Thankfully, Web3 has been building this vision of an immutable and shared digital environment for nearly a decade. However, the value it has created is largely limited due to several pressures:

• risky, high-stakes user interactions

• “skinny interfaces” dictated by smart contract constraints

• learning curve reset with each new primitive

To transcend these pressures and the adoption bottleneck, Web3 needs a new interface paradigm: one which prioritizes user preferences and abstracts the complexities involved in interacting with intricate technical and financial logic.
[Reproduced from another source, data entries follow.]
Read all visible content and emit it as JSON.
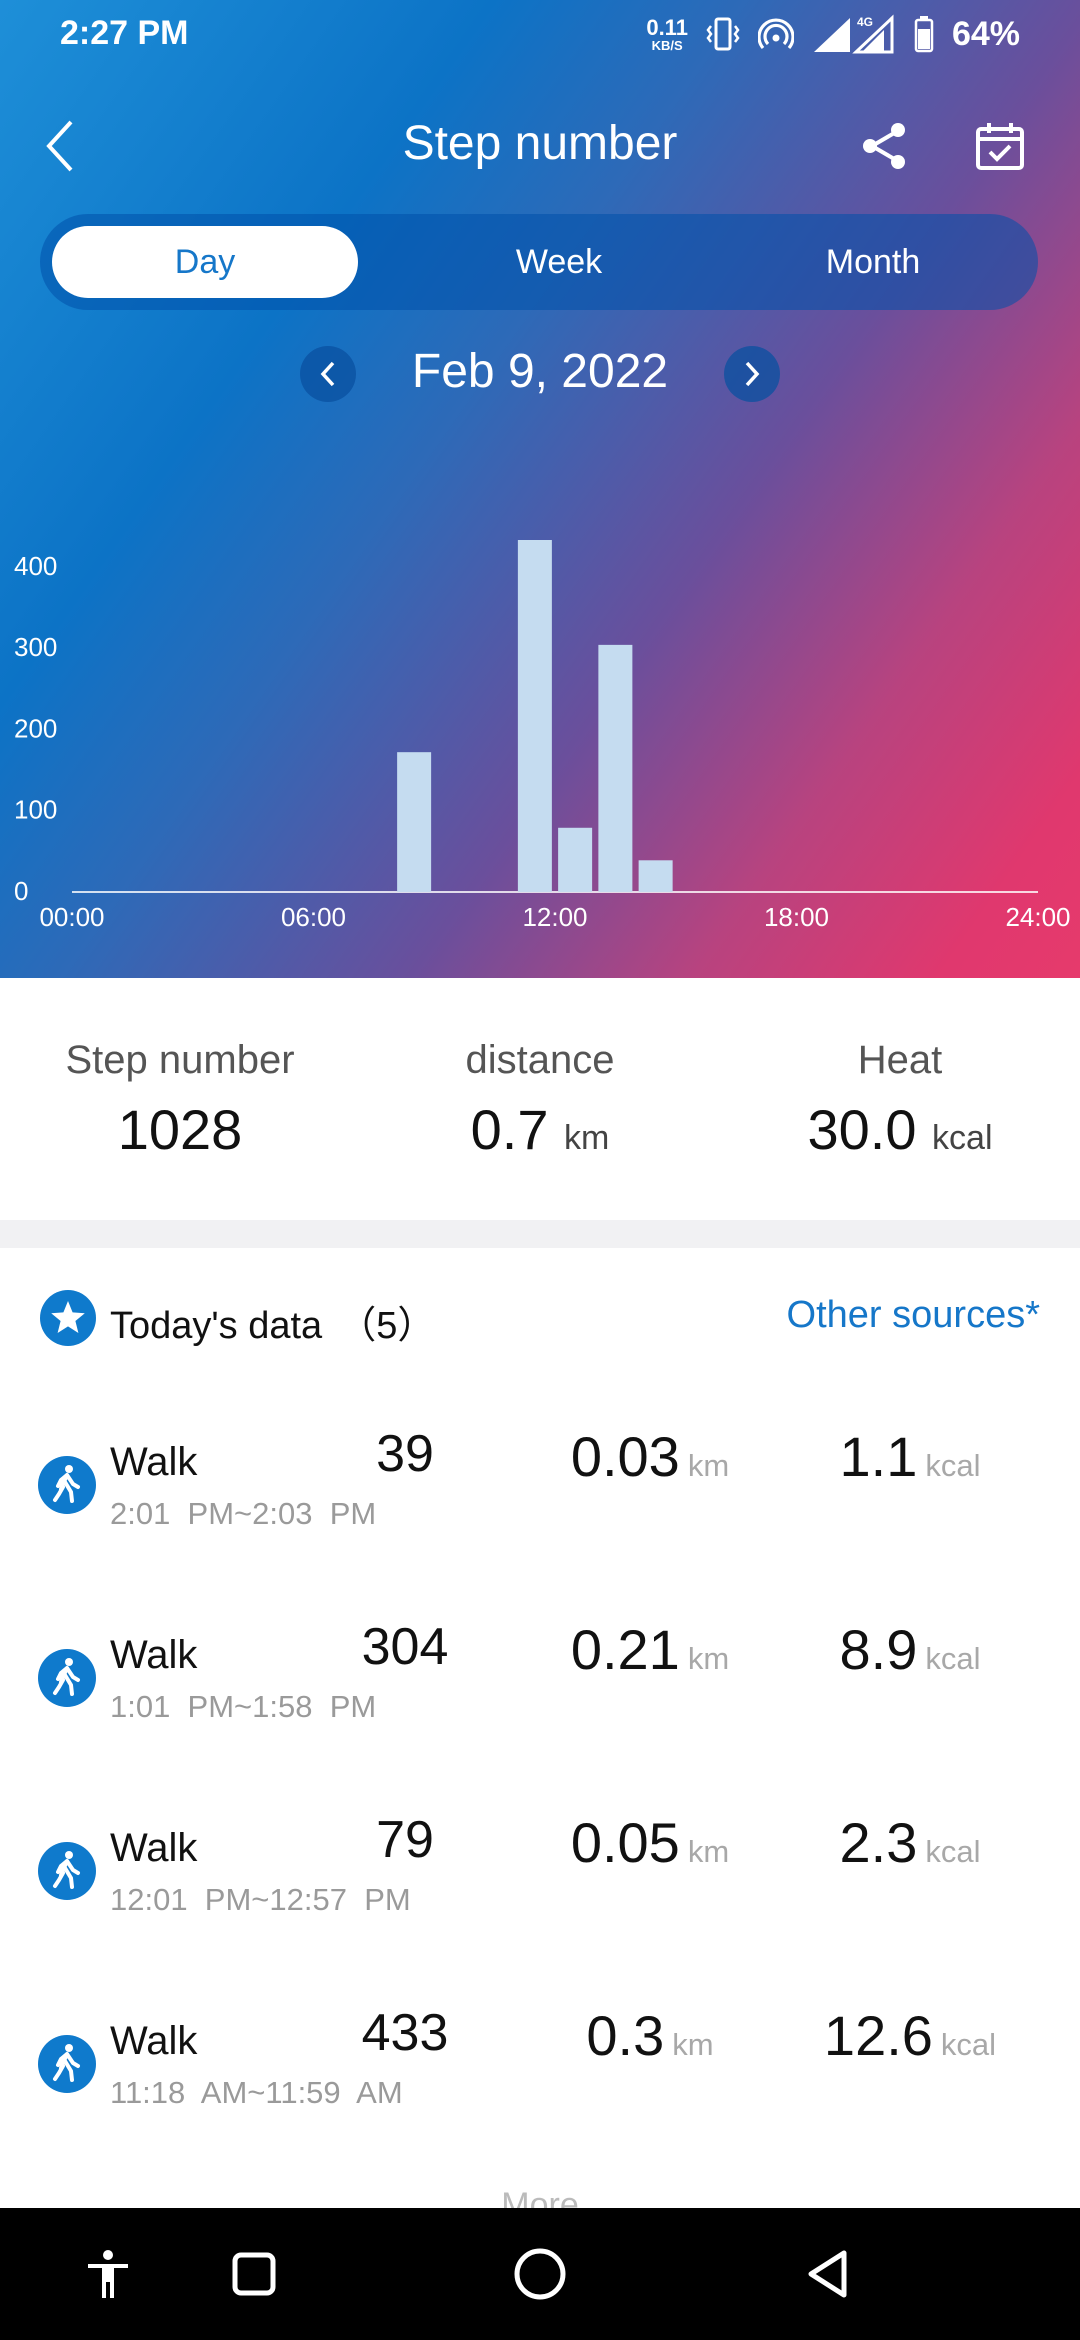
{
  "status_bar": {
    "time": "2:27 PM",
    "net_speed_value": "0.11",
    "net_speed_unit": "KB/S",
    "network_label": "4G",
    "battery": "64%"
  },
  "header": {
    "title": "Step number",
    "tabs": [
      {
        "label": "Day",
        "selected": true
      },
      {
        "label": "Week",
        "selected": false
      },
      {
        "label": "Month",
        "selected": false
      }
    ],
    "date": "Feb 9, 2022"
  },
  "chart_data": {
    "type": "bar",
    "x_ticks": [
      "00:00",
      "06:00",
      "12:00",
      "18:00",
      "24:00"
    ],
    "y_ticks": [
      "0",
      "100",
      "200",
      "300",
      "400"
    ],
    "xlim": [
      0,
      24
    ],
    "ylim": [
      0,
      433
    ],
    "bars": [
      {
        "hour": 8,
        "value": 172
      },
      {
        "hour": 11,
        "value": 433
      },
      {
        "hour": 12,
        "value": 79
      },
      {
        "hour": 13,
        "value": 304
      },
      {
        "hour": 14,
        "value": 39
      }
    ],
    "bar_color": "#c5dcf0"
  },
  "summary": {
    "steps_label": "Step number",
    "steps_value": "1028",
    "distance_label": "distance",
    "distance_value": "0.7",
    "distance_unit": "km",
    "heat_label": "Heat",
    "heat_value": "30.0",
    "heat_unit": "kcal"
  },
  "today": {
    "title": "Today's data",
    "count": "（5）",
    "other_sources": "Other sources*"
  },
  "records": [
    {
      "type": "Walk",
      "time": "2:01  PM~2:03  PM",
      "steps": "39",
      "distance": "0.03",
      "distance_unit": "km",
      "heat": "1.1",
      "heat_unit": "kcal"
    },
    {
      "type": "Walk",
      "time": "1:01  PM~1:58  PM",
      "steps": "304",
      "distance": "0.21",
      "distance_unit": "km",
      "heat": "8.9",
      "heat_unit": "kcal"
    },
    {
      "type": "Walk",
      "time": "12:01  PM~12:57  PM",
      "steps": "79",
      "distance": "0.05",
      "distance_unit": "km",
      "heat": "2.3",
      "heat_unit": "kcal"
    },
    {
      "type": "Walk",
      "time": "11:18  AM~11:59  AM",
      "steps": "433",
      "distance": "0.3",
      "distance_unit": "km",
      "heat": "12.6",
      "heat_unit": "kcal"
    }
  ],
  "more_label": "More",
  "colors": {
    "accent": "#1677c9",
    "icon_blue": "#0f7acc"
  }
}
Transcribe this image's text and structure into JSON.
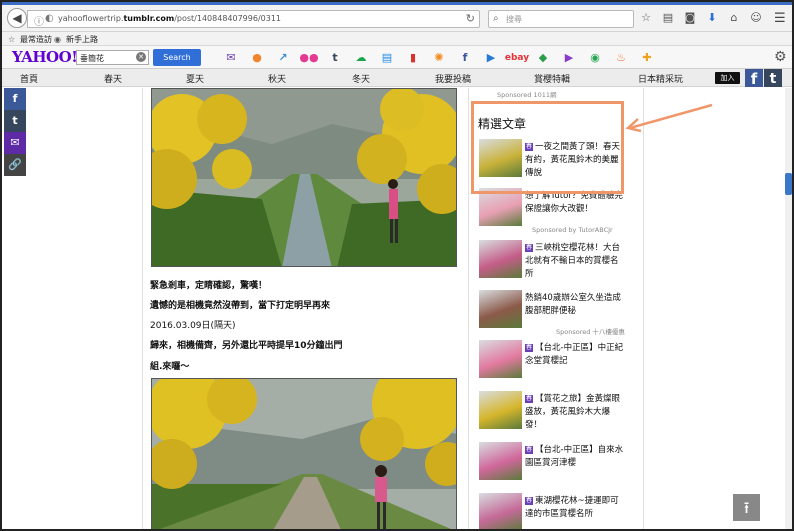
{
  "browser": {
    "url_prefix": "yahooflowertrip.",
    "url_host": "tumblr.com",
    "url_path": "/post/140848407996/0311",
    "search_placeholder": "搜尋"
  },
  "bookmarks": [
    {
      "label": "最常造訪"
    },
    {
      "label": "新手上路"
    }
  ],
  "yahoo_toolbar": {
    "logo": "YAHOO!",
    "search_value": "垂簡花",
    "search_button": "Search",
    "icons": [
      {
        "name": "mail-icon",
        "color": "#6b3fb6"
      },
      {
        "name": "sports-icon",
        "color": "#f0852d"
      },
      {
        "name": "finance-icon",
        "color": "#3b8ed8"
      },
      {
        "name": "flickr-icon",
        "color": "#e43a8f"
      },
      {
        "name": "tumblr-icon",
        "color": "#36465d"
      },
      {
        "name": "weather-icon",
        "color": "#19a34a"
      },
      {
        "name": "news-icon",
        "color": "#1e88e5"
      },
      {
        "name": "bookmark-icon",
        "color": "#d8342f"
      },
      {
        "name": "sun-icon",
        "color": "#f28b1e"
      },
      {
        "name": "facebook-icon",
        "color": "#3b5998"
      },
      {
        "name": "video-icon",
        "color": "#2779d6"
      },
      {
        "name": "ebay-icon",
        "color": "#e53238"
      },
      {
        "name": "tag-icon",
        "color": "#2e9d4a"
      },
      {
        "name": "movie-icon",
        "color": "#8a3cc9"
      },
      {
        "name": "games-icon",
        "color": "#27a852"
      },
      {
        "name": "food-icon",
        "color": "#ef6c2f"
      },
      {
        "name": "add-icon",
        "color": "#f0a21a"
      }
    ]
  },
  "site_nav": {
    "items": [
      "首頁",
      "春天",
      "夏天",
      "秋天",
      "冬天",
      "我要投稿",
      "賞櫻特輯",
      "日本精采玩"
    ],
    "follow_label": "加入"
  },
  "side_share": [
    {
      "name": "share-facebook-icon",
      "glyph": "f",
      "color": "#3b5998"
    },
    {
      "name": "share-tumblr-icon",
      "glyph": "t",
      "color": "#36465d"
    },
    {
      "name": "share-email-icon",
      "glyph": "✉",
      "color": "#5e2aa6"
    },
    {
      "name": "share-link-icon",
      "glyph": "🔗",
      "color": "#444"
    }
  ],
  "post": {
    "lines": [
      "緊急剎車，定睛確認，驚嘆！",
      "遺憾的是相機竟然沒帶到，當下打定明早再來",
      "2016.03.09日(隔天)",
      "歸來，相機備齊，另外還比平時提早10分鐘出門",
      "組.來囉～"
    ]
  },
  "sidebar": {
    "sponsored_top": "Sponsored 1011網",
    "featured_title": "精選文章",
    "items": [
      {
        "tag": "春",
        "text": "一夜之間黃了頭！春天有約，黃花風鈴木的美麗傳說",
        "thumb": "#c9b23a"
      },
      {
        "tag": "",
        "text": "想了解Tutor？免費體驗完保證讓你大改觀！",
        "thumb": "#e8a0b4"
      },
      {
        "tag": "春",
        "text": "三峽桃空櫻花林！大台北就有不輸日本的賞櫻名所",
        "thumb": "#c45d88"
      },
      {
        "tag": "",
        "text": "熱銷40歲辦公室久坐造成腹部肥胖便秘",
        "thumb": "#8c5a4a"
      },
      {
        "tag": "春",
        "text": "【台北-中正區】中正紀念堂賞櫻記",
        "thumb": "#e27aa0"
      },
      {
        "tag": "春",
        "text": "【賞花之旅】金黃燦眼盛放，黃花風鈴木大爆發！",
        "thumb": "#d6b62c"
      },
      {
        "tag": "春",
        "text": "【台北-中正區】自來水園區賞河津櫻",
        "thumb": "#d0679b"
      },
      {
        "tag": "春",
        "text": "東湖櫻花林~捷運即可達的市區賞櫻名所",
        "thumb": "#c56a98"
      }
    ],
    "sponsored_1": "Sponsored by TutorABCJr",
    "sponsored_2": "Sponsored 十八樓優惠"
  },
  "annotation": {
    "box_color": "#f0976a"
  }
}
We see Agents as an emerging intermediary layer capable of serving diverse functions, user requirements and risk appetites. Agents can manage the inherent risks and complexities of smart contract applications in a verifiable and traceable manner, enabling automated risk management, smart assets, decentralized insurance and many more context-sensitive use cases. One could even make the case that Agents are the preferred user type for Web3 given their persistent uptime and capacity for broad data analysis and highly specialized decision-making. Unlike legacy financial systems, permissionless blockchains do not distinguish between humans and machines as transacting entities. They also provide a radically open data ecosystem to monitor and refine Agent behavior. Bringing Agent capabilities to Web3 would expand and enrich the native utility of decentralized infrastructure, unlocking use cases that require adaptive and context-aware behavior beyond what smart contracts alone can accommodate.

“Wallet-enabled agents can use any smart contract service or platform, from infrastructure services to DeFi protocols to social networks, which opens a whole universe of new capabilities and business models. An agent could pay for its own resources as needed, whether it’s computation or information. It could trade tokens on decentralized exchanges to access different services or leverage DeFi protocols to optimize its financial operations. It could vote in DAOs, or charge tokens for its functionality and trade information for money with other specialized agents. The result is a vast, complex economy of specialized AI agents talking to each other over decentralized messaging protocols and trading information onchain while covering the necessary costs. It’s impossible to do this in the traditional financial system.” — Joel Monegro, AI Belongs Onchain

Giza Agents: Future of Web3 Applications

The use cases of on-chain ML Agents are nothing short of a paradigm shift for Web3. However, the computation required to direct Agent behavior is too intensive to be handled directly on-chain. This integration requires a trust-minimized mechanism to interoperate high-performance computation with decentralized infrastructures. ZK-coprocessors have enabled this interoperability, providing significant scaling improvements.

By adopting this design pattern for bridging ML to Web3, Giza is enabling scalable integration of verified inferencing to on-chain applications. ML models are converted into ZK circuits, enabling their predictions to be integrated with on-chain applications conditional on proof verification. This allows for performant computation of ML models off-chain and trust-minimized execution of on-chain applications.

Think off-chain, act on-chain.